Watch Elephant Boy
- 1 hr 20 min
"Elephant Boy" is a 1937 British adventure film directed by Robert Flaherty and Zoltan Korda. The movie is based on a short story "Toomai of the Elephants" by British author Rudyard Kipling. The movie follows the life of a young Indian boy named Toomai who dreams of becoming a great elephant driver, like his father before him. The opening scene of the movie showcases the majestic elephants inhabited in the Indian jungle. The credit rolls as the camera follows a group of elephants marching through the dense forest. We then see an old man who is the leader of a group of elephant drivers, or "mahouts." He decides to take on Toomai as an apprentice and teach him about the ways of the elephants.

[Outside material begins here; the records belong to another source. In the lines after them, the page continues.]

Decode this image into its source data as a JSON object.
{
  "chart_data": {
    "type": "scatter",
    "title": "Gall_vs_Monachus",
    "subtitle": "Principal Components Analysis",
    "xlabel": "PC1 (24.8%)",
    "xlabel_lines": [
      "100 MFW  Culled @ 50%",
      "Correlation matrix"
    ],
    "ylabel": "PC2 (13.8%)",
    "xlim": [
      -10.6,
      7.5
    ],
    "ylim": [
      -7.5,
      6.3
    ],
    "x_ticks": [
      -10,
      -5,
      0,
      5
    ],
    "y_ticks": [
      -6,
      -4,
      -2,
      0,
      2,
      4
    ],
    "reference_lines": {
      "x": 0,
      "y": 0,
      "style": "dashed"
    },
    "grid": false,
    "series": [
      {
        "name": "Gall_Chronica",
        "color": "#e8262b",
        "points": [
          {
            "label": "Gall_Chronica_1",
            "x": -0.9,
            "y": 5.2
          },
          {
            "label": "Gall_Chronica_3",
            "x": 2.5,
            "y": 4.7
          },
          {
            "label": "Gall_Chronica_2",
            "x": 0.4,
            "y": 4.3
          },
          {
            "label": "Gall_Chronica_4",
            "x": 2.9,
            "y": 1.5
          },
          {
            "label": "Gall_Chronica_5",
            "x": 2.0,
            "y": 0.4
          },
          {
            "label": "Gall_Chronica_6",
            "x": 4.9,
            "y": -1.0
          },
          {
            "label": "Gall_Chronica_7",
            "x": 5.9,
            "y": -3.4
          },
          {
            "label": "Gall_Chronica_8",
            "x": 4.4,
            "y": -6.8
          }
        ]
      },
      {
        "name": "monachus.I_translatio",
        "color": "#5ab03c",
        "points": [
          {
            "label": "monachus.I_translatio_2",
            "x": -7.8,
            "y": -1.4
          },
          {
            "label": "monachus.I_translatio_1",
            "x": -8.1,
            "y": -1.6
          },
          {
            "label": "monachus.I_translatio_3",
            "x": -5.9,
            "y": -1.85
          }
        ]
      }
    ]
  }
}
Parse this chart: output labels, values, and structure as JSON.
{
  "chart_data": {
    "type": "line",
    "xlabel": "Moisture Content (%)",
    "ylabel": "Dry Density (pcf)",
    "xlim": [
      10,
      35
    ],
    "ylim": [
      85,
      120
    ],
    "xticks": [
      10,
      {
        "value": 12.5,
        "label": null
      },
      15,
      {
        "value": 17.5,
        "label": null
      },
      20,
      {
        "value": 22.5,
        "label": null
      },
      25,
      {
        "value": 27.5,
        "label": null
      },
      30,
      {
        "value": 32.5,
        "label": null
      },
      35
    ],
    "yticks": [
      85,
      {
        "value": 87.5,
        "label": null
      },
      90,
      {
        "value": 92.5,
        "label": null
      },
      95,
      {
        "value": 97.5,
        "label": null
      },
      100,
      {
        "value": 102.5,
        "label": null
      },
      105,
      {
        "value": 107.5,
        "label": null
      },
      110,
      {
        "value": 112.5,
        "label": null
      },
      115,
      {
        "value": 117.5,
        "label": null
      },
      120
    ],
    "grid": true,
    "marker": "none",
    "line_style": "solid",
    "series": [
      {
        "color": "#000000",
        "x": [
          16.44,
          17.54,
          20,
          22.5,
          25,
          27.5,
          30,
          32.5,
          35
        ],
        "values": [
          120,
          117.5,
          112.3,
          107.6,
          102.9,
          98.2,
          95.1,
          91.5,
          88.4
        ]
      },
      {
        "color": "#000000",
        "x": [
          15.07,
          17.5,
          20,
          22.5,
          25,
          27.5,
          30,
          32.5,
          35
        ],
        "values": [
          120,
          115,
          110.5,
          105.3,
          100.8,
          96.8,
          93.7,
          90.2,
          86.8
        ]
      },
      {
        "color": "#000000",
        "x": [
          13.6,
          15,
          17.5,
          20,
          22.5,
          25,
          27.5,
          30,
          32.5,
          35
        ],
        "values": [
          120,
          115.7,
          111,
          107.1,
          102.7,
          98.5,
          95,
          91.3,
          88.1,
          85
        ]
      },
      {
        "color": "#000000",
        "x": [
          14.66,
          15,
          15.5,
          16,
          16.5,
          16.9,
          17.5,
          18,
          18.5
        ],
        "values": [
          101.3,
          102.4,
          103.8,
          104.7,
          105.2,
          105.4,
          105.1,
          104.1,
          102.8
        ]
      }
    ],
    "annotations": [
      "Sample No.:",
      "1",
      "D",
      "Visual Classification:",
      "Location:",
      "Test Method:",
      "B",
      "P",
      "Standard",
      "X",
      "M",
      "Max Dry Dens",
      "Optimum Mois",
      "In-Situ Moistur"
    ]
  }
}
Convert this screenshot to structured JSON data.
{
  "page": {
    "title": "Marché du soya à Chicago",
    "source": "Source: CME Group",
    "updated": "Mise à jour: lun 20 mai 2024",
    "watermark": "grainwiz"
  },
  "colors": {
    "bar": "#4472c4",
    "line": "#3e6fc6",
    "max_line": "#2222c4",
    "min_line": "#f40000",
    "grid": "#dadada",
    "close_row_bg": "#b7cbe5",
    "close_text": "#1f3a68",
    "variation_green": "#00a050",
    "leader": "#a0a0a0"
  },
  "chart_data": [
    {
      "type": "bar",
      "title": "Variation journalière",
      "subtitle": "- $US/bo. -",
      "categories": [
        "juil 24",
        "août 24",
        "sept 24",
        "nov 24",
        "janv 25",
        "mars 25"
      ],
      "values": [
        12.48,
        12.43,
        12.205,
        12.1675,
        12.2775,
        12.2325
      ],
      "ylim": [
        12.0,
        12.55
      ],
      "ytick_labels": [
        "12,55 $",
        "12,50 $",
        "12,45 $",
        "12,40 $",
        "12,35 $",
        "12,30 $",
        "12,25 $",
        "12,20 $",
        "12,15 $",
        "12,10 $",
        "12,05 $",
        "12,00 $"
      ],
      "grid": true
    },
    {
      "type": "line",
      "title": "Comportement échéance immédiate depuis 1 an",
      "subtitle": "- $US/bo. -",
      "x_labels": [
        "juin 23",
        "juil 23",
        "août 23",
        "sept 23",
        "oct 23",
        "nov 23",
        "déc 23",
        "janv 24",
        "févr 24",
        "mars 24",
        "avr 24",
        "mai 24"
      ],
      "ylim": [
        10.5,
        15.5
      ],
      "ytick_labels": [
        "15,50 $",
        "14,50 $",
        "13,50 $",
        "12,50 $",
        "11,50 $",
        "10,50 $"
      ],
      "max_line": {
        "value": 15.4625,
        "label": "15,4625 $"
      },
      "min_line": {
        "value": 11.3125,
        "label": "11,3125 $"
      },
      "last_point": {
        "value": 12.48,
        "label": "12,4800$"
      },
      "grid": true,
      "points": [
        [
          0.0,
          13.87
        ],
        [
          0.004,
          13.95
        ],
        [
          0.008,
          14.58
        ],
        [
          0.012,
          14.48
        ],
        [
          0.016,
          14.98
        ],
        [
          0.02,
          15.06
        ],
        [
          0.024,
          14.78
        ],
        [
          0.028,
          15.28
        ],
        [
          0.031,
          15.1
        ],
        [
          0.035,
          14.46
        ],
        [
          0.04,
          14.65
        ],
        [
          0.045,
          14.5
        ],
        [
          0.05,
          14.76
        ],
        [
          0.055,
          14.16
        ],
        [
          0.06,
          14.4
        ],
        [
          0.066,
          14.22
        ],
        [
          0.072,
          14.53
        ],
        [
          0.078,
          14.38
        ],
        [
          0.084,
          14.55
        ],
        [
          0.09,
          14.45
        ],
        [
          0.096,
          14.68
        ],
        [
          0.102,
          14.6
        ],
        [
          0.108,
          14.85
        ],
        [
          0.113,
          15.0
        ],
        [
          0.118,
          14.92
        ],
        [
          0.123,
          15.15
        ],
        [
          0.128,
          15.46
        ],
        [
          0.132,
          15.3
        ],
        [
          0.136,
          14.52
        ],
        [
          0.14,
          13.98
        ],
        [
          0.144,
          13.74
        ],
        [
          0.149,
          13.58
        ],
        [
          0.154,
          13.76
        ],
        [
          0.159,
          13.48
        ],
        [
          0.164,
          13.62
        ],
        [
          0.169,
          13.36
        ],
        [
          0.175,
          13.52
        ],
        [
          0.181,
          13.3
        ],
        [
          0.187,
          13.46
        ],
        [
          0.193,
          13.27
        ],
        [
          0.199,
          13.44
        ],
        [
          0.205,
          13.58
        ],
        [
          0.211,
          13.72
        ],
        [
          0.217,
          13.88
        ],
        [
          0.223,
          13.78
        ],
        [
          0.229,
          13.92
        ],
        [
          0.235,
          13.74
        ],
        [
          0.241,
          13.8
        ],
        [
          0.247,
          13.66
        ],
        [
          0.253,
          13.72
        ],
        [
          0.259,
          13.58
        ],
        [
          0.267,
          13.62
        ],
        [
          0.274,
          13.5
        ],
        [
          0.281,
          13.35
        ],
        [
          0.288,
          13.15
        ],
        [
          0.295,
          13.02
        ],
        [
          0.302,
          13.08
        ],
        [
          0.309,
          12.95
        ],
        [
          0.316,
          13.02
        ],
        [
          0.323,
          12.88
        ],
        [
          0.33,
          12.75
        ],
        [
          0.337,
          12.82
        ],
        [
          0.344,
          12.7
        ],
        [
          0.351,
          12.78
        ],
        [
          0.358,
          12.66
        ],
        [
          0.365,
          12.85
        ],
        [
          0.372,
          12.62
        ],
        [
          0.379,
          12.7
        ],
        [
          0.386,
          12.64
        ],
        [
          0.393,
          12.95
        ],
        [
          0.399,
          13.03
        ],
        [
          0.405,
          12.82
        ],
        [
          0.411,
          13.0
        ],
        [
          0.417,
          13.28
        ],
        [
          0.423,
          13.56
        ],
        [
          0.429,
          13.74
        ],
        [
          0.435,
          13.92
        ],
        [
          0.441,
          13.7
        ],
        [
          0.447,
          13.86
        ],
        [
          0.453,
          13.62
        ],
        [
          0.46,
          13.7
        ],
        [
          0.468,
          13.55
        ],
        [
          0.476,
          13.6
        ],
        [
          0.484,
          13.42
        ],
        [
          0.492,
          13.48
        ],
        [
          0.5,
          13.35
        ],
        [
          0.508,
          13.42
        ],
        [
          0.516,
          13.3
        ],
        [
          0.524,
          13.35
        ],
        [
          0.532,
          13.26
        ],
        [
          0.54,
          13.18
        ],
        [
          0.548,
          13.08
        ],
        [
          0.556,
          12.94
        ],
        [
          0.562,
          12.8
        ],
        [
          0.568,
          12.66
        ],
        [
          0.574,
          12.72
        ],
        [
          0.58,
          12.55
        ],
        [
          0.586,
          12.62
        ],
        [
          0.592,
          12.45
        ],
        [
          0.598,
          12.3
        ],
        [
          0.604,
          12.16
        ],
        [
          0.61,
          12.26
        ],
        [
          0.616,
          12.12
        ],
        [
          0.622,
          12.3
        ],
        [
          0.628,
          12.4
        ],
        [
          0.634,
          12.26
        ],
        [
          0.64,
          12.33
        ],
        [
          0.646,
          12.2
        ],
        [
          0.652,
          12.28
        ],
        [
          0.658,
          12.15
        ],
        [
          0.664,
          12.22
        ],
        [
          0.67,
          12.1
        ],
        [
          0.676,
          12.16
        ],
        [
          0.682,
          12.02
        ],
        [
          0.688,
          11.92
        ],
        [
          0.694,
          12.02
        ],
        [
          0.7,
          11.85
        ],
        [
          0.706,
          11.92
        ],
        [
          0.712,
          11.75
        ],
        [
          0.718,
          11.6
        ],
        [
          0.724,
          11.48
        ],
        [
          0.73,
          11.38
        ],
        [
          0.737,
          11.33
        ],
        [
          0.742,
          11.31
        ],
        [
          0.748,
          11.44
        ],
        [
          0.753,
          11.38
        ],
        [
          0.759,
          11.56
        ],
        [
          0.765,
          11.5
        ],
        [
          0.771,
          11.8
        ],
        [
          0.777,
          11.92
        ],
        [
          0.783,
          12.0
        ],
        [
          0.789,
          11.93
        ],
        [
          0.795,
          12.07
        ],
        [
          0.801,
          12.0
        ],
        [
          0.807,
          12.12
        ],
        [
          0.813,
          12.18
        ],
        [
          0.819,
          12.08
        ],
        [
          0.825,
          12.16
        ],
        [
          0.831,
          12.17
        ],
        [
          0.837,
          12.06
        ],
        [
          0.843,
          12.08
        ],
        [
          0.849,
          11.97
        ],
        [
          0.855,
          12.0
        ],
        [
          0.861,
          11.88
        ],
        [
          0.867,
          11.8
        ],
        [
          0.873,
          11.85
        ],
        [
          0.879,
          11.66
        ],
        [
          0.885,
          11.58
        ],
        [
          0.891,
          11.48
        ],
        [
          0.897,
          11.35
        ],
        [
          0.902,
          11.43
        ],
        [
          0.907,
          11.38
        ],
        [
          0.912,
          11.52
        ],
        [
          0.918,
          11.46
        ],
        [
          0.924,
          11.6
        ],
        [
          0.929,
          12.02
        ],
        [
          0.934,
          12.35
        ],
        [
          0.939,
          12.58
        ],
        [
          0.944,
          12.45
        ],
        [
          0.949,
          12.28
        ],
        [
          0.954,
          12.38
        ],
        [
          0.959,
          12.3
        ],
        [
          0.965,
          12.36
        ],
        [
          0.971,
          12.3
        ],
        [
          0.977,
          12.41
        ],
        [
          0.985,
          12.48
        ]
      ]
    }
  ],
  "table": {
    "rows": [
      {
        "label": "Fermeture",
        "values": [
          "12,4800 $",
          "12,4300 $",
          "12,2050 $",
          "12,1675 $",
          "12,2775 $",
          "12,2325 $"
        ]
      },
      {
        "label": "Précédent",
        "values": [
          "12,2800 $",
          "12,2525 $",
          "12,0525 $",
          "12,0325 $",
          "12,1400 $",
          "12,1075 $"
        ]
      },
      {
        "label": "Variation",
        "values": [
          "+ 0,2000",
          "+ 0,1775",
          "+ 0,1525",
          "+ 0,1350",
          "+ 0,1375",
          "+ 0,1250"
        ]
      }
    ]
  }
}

Toomai is portrayed by the young Indian actor Sabu, who delivers a captivating performance. His character is curious and eager to learn, fascinated with the wild behavior of the animals. The audience is drawn into his journey, as Toomai accompanies the mahouts on their daily tasks, leading the elephants to work in the forest, bathing them in the river, and feeding them sugar cane.
Toomai's adventurous spirit leads him to follow the elephants deep into the forest, where he encounters a clan of invading hunters who are intent on killing the animals for their ivory tusks. He quickly realizes the danger and hurries back to inform the mahouts.
The group attempts to put a stop to the hunters' plan, but they're outnumbered and outgunned. With no other option left, Toomai is sent to ask for help from British India's army patrol nearby. The camaraderie between the elephant drivers and the British army showcases mutual respect and diversity, which was significant in 1937.
Throughout the movie, the audience is treated to stunning visuals of the Indian jungles and its environment. The elephants are showcased throughout the film, representing a parallel story of their strength and the bond they share with the humans. The majestic beasts were portrayed with remarkable realism, courtesy of Flaherty's experience as an ethnographic filmmaker.
The film's score, composed by John Greenwood, features classical Indian themes blended with Western classical music. The music complements the movie's pace, tone, and emotions, ultimately enhancing the audience's viewing experience.
"Elephant Boy" proved to be a milestone film for the young Sabu, who went on to become a prominent child actor in Hollywood. His charming performance and boyish innocence were praised by critics, and he won the Best Juvenile Actor Award at the Venice Film Festival. He also became a household name, earning roles in movies such as "The Thief of Bagdad," "Jungle Book," and "Black Narcissus."
The movie stands the test of time, even after more than eight decades since its initial release. It highlights the indigenous people of India, their culture, and traditional ways of life. It's a window to a bygone era, portrayed with authenticity and honesty. Its message of conservation and respect for nature is still highly relevant today, making "Elephant Boy" an essential part of cinema history.
In conclusion, "Elephant Boy" is an enchanting and engaging classic that explores the lives of Indian elephant drivers during British colonial rule. The movie encapsulates the spirit of adventure, diversity, and the power of nature in a way that's both entertaining and informative. It's a must-see for any film buff or anyone looking for a great story.